Le 12 décembre 2019, à Paris, Gérald Larose recevait la Médaille de vermeil de l’Académie française pour sa contribution au rayonnement de la langue française et de la littérature française. En 2020, l’Office québécois de la langue française lui décernait le Mérite du français Camille-Laurin. Reportée pour cause de pandémie, la remise du prix se fait aujourd’hui, 21 mars 2022, à la Place des arts.



Avant de disparaître, les peuples s’expatrient dans une autre langue et finissent par abandonner la leur. Jadis, ça se faisait sur le temps long. Au siècle dernier, en quelques générations. Dans l’aujourd’hui mondialisé et info-technicisé, le processus s’est accéléré. En dépit de ses politiques linguistiques, le Québec est sur cette lancée.

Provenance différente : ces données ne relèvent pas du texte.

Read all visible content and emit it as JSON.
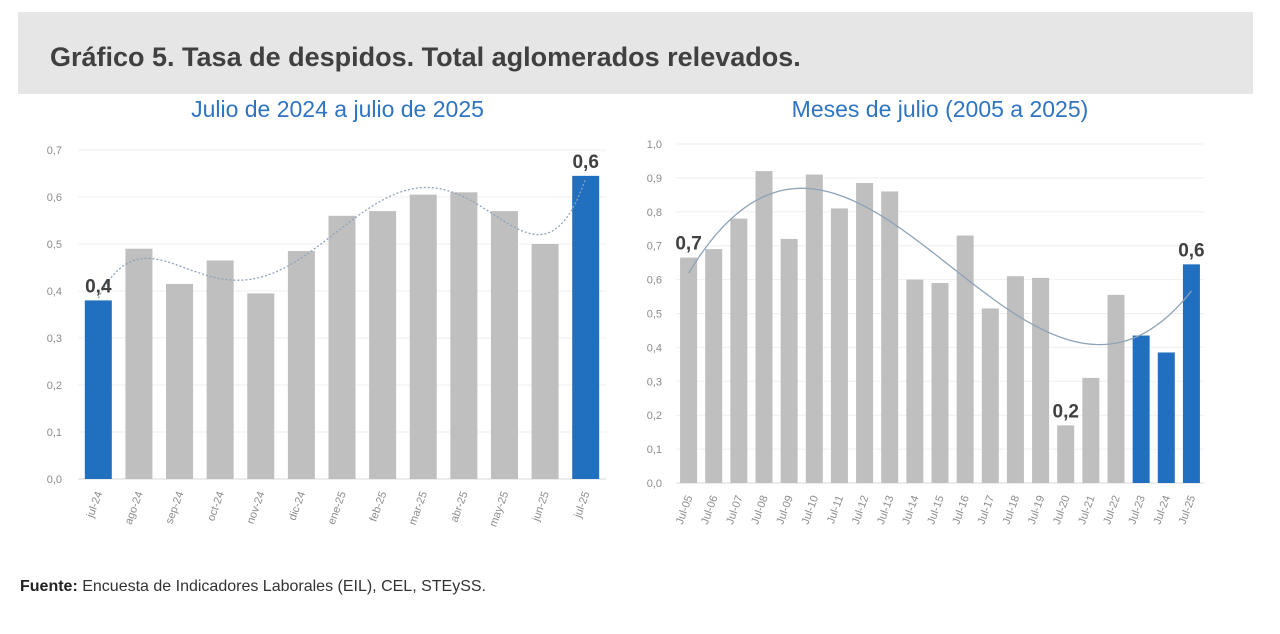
{
  "title": "Gráfico 5. Tasa de despidos. Total aglomerados relevados.",
  "source": {
    "label": "Fuente:",
    "text": " Encuesta de Indicadores Laborales (EIL), CEL, STEySS."
  },
  "colors": {
    "highlight": "#2170c0",
    "bar": "#bfbfbf",
    "trend": "#8fa3b8",
    "subtitle": "#2e74c0"
  },
  "chart_data": [
    {
      "type": "bar",
      "title": "Julio de 2024 a julio de 2025",
      "categories": [
        "jul-24",
        "ago-24",
        "sep-24",
        "oct-24",
        "nov-24",
        "dic-24",
        "ene-25",
        "feb-25",
        "mar-25",
        "abr-25",
        "may-25",
        "jun-25",
        "jul-25"
      ],
      "values": [
        0.38,
        0.49,
        0.415,
        0.465,
        0.395,
        0.485,
        0.56,
        0.57,
        0.605,
        0.61,
        0.57,
        0.5,
        0.645
      ],
      "highlighted": [
        "jul-24",
        "jul-25"
      ],
      "data_labels": [
        {
          "category": "jul-24",
          "text": "0,4"
        },
        {
          "category": "jul-25",
          "text": "0,6"
        }
      ],
      "ylim": [
        0,
        0.7
      ],
      "yticks": [
        "0,0",
        "0,1",
        "0,2",
        "0,3",
        "0,4",
        "0,5",
        "0,6",
        "0,7"
      ],
      "trendline": "polynomial, dotted",
      "grid": true
    },
    {
      "type": "bar",
      "title": "Meses de julio (2005 a 2025)",
      "categories": [
        "Jul-05",
        "Jul-06",
        "Jul-07",
        "Jul-08",
        "Jul-09",
        "Jul-10",
        "Jul-11",
        "Jul-12",
        "Jul-13",
        "Jul-14",
        "Jul-15",
        "Jul-16",
        "Jul-17",
        "Jul-18",
        "Jul-19",
        "Jul-20",
        "Jul-21",
        "Jul-22",
        "Jul-23",
        "Jul-24",
        "Jul-25"
      ],
      "values": [
        0.665,
        0.69,
        0.78,
        0.92,
        0.72,
        0.91,
        0.81,
        0.885,
        0.86,
        0.6,
        0.59,
        0.73,
        0.515,
        0.61,
        0.605,
        0.17,
        0.31,
        0.555,
        0.435,
        0.385,
        0.645
      ],
      "highlighted": [
        "Jul-23",
        "Jul-24",
        "Jul-25"
      ],
      "data_labels": [
        {
          "category": "Jul-05",
          "text": "0,7"
        },
        {
          "category": "Jul-20",
          "text": "0,2"
        },
        {
          "category": "Jul-25",
          "text": "0,6"
        }
      ],
      "ylim": [
        0,
        1.0
      ],
      "yticks": [
        "0,0",
        "0,1",
        "0,2",
        "0,3",
        "0,4",
        "0,5",
        "0,6",
        "0,7",
        "0,8",
        "0,9",
        "1,0"
      ],
      "trendline": "polynomial",
      "grid": true
    }
  ]
}
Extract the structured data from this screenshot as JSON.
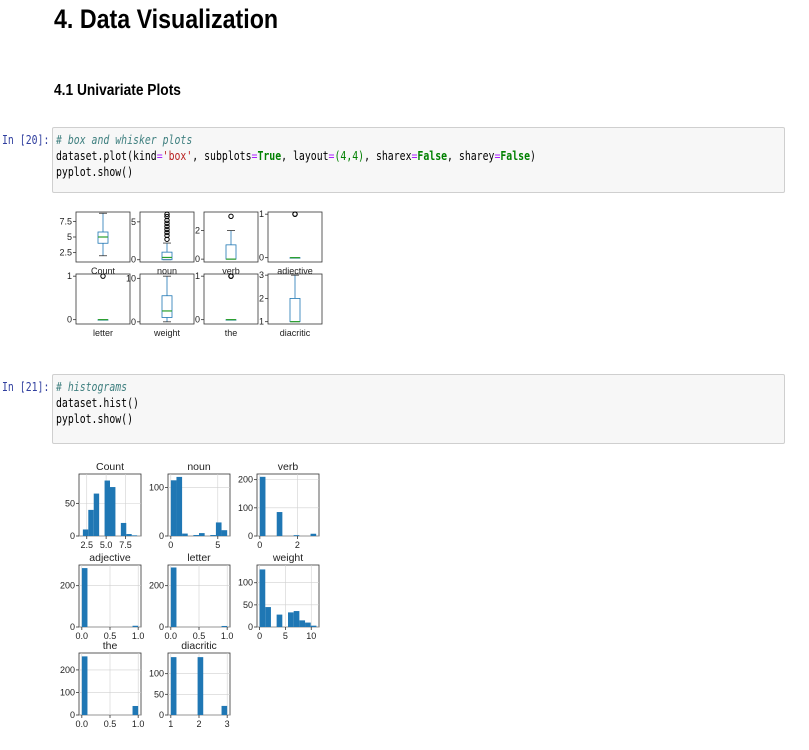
{
  "page": {
    "title": "4. Data Visualization",
    "subtitle": "4.1 Univariate Plots"
  },
  "cells": [
    {
      "prompt": "In [20]:",
      "comment": "# box and whisker plots",
      "line2_obj": "dataset",
      "line2_method": ".plot(kind",
      "line2_kind": "'box'",
      "line2_subplots_kw": ", subplots",
      "line2_true": "True",
      "line2_layout": ", layout",
      "line2_layout_val": "(4,4)",
      "line2_sharex_kw": ", sharex",
      "line2_false1": "False",
      "line2_sharey_kw": ", sharey",
      "line2_false2": "False",
      "line2_end": ")",
      "line3": "pyplot.show()"
    },
    {
      "prompt": "In [21]:",
      "comment": "# histograms",
      "line2": "dataset.hist()",
      "line3": "pyplot.show()"
    }
  ],
  "chart_data": [
    {
      "type": "box",
      "title": "",
      "colors": {
        "box": "#1f77b4",
        "median": "#2ca02c",
        "flier": "#000000"
      },
      "panels": [
        {
          "label": "Count",
          "yticks": [
            2.5,
            5.0,
            7.5
          ],
          "ylim": [
            1,
            9
          ],
          "whislo": 2,
          "q1": 4,
          "median": 5,
          "q3": 5.8,
          "whishi": 8.8,
          "fliers": []
        },
        {
          "label": "noun",
          "yticks": [
            0,
            5
          ],
          "ylim": [
            -0.3,
            6.3
          ],
          "whislo": 0,
          "q1": 0,
          "median": 0.3,
          "q3": 1.0,
          "whishi": 2.2,
          "fliers": [
            2.7,
            3.2,
            3.6,
            4.0,
            4.4,
            4.8,
            5.2,
            5.7,
            6.0
          ]
        },
        {
          "label": "verb",
          "yticks": [
            0,
            2
          ],
          "ylim": [
            -0.2,
            3.3
          ],
          "whislo": 0,
          "q1": 0,
          "median": 0,
          "q3": 1.0,
          "whishi": 2.0,
          "fliers": [
            3.0
          ]
        },
        {
          "label": "adjective",
          "yticks": [
            0,
            1
          ],
          "ylim": [
            -0.1,
            1.05
          ],
          "whislo": 0,
          "q1": 0,
          "median": 0,
          "q3": 0,
          "whishi": 0,
          "fliers": [
            1.0,
            1.0
          ]
        },
        {
          "label": "letter",
          "yticks": [
            0,
            1
          ],
          "ylim": [
            -0.1,
            1.05
          ],
          "whislo": 0,
          "q1": 0,
          "median": 0,
          "q3": 0,
          "whishi": 0,
          "fliers": [
            1.0
          ]
        },
        {
          "label": "weight",
          "yticks": [
            0,
            10
          ],
          "ylim": [
            -0.5,
            11
          ],
          "whislo": 0,
          "q1": 1,
          "median": 2.5,
          "q3": 6,
          "whishi": 10.5,
          "fliers": []
        },
        {
          "label": "the",
          "yticks": [
            0,
            1
          ],
          "ylim": [
            -0.1,
            1.05
          ],
          "whislo": 0,
          "q1": 0,
          "median": 0,
          "q3": 0,
          "whishi": 0,
          "fliers": [
            1.0,
            1.0
          ]
        },
        {
          "label": "diacritic",
          "yticks": [
            1,
            2,
            3
          ],
          "ylim": [
            0.9,
            3.05
          ],
          "whislo": 1,
          "q1": 1,
          "median": 1,
          "q3": 2,
          "whishi": 3,
          "fliers": []
        }
      ]
    },
    {
      "type": "bar",
      "title": "",
      "color": "#1f77b4",
      "grid": true,
      "panels": [
        {
          "title": "Count",
          "xlim": [
            1.5,
            9.5
          ],
          "ylim": [
            0,
            95
          ],
          "yticks": [
            0,
            50
          ],
          "xticks": [
            2.5,
            5.0,
            7.5
          ],
          "xtick_labels": [
            "2.5",
            "5.0",
            "7.5"
          ],
          "bins": [
            [
              2,
              2.7,
              10
            ],
            [
              2.7,
              3.4,
              40
            ],
            [
              3.4,
              4.1,
              65
            ],
            [
              4.8,
              5.5,
              85
            ],
            [
              5.5,
              6.2,
              75
            ],
            [
              6.9,
              7.6,
              20
            ],
            [
              7.6,
              8.3,
              3
            ],
            [
              8.3,
              9.0,
              1
            ]
          ]
        },
        {
          "title": "noun",
          "xlim": [
            -0.3,
            6.3
          ],
          "ylim": [
            0,
            128
          ],
          "yticks": [
            0,
            100
          ],
          "xticks": [
            0,
            5
          ],
          "xtick_labels": [
            "0",
            "5"
          ],
          "bins": [
            [
              0,
              0.6,
              115
            ],
            [
              0.6,
              1.2,
              122
            ],
            [
              1.2,
              1.8,
              5
            ],
            [
              2.4,
              3.0,
              2
            ],
            [
              3.0,
              3.6,
              6
            ],
            [
              4.2,
              4.8,
              2
            ],
            [
              4.8,
              5.4,
              28
            ],
            [
              5.4,
              6.0,
              12
            ]
          ]
        },
        {
          "title": "verb",
          "xlim": [
            -0.15,
            3.15
          ],
          "ylim": [
            0,
            220
          ],
          "yticks": [
            0,
            100,
            200
          ],
          "xticks": [
            0,
            2
          ],
          "xtick_labels": [
            "0",
            "2"
          ],
          "bins": [
            [
              0,
              0.3,
              210
            ],
            [
              0.9,
              1.2,
              85
            ],
            [
              1.8,
              2.1,
              3
            ],
            [
              2.7,
              3.0,
              8
            ]
          ]
        },
        {
          "title": "adjective",
          "xlim": [
            -0.05,
            1.05
          ],
          "ylim": [
            0,
            300
          ],
          "yticks": [
            0,
            200
          ],
          "xticks": [
            0.0,
            0.5,
            1.0
          ],
          "xtick_labels": [
            "0.0",
            "0.5",
            "1.0"
          ],
          "bins": [
            [
              0,
              0.1,
              285
            ],
            [
              0.9,
              1.0,
              6
            ]
          ]
        },
        {
          "title": "letter",
          "xlim": [
            -0.05,
            1.05
          ],
          "ylim": [
            0,
            300
          ],
          "yticks": [
            0,
            200
          ],
          "xticks": [
            0.0,
            0.5,
            1.0
          ],
          "xtick_labels": [
            "0.0",
            "0.5",
            "1.0"
          ],
          "bins": [
            [
              0,
              0.1,
              288
            ],
            [
              0.9,
              1.0,
              5
            ]
          ]
        },
        {
          "title": "weight",
          "xlim": [
            -0.5,
            11.5
          ],
          "ylim": [
            0,
            140
          ],
          "yticks": [
            0,
            50,
            100
          ],
          "xticks": [
            0,
            5,
            10
          ],
          "xtick_labels": [
            "0",
            "5",
            "10"
          ],
          "bins": [
            [
              0,
              1.1,
              130
            ],
            [
              1.1,
              2.2,
              45
            ],
            [
              3.3,
              4.4,
              28
            ],
            [
              5.5,
              6.6,
              33
            ],
            [
              6.6,
              7.7,
              36
            ],
            [
              7.7,
              8.8,
              15
            ],
            [
              8.8,
              9.9,
              10
            ],
            [
              9.9,
              11,
              3
            ]
          ]
        },
        {
          "title": "the",
          "xlim": [
            -0.05,
            1.05
          ],
          "ylim": [
            0,
            275
          ],
          "yticks": [
            0,
            100,
            200
          ],
          "xticks": [
            0.0,
            0.5,
            1.0
          ],
          "xtick_labels": [
            "0.0",
            "0.5",
            "1.0"
          ],
          "bins": [
            [
              0,
              0.1,
              260
            ],
            [
              0.9,
              1.0,
              40
            ]
          ]
        },
        {
          "title": "diacritic",
          "xlim": [
            0.9,
            3.1
          ],
          "ylim": [
            0,
            150
          ],
          "yticks": [
            0,
            50,
            100
          ],
          "xticks": [
            1,
            2,
            3
          ],
          "xtick_labels": [
            "1",
            "2",
            "3"
          ],
          "bins": [
            [
              1.0,
              1.2,
              140
            ],
            [
              1.95,
              2.15,
              140
            ],
            [
              2.8,
              3.0,
              22
            ]
          ]
        }
      ]
    }
  ]
}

Sous la pression juridique du cadre canadien et l’environnement socio-économique nord-américain, l’indice des gains de la loi 101 s’est inversé. S’en sont même inquiétés les principaux fossoyeurs de la loi 101, les libéraux fédéraux, avec le projet de loi Joly. C’était avant les élections de l’automne dernier. Réélus, ils ont tôt fait de lui substituer l’insipide projet de la nouvelle ministre Petitpas-Taylor. Peu importe. Le salut du français ne viendra jamais du Canada. C’est au Québec que cet enjeu s’est toujours joué. Et en 2022, plus que jamais.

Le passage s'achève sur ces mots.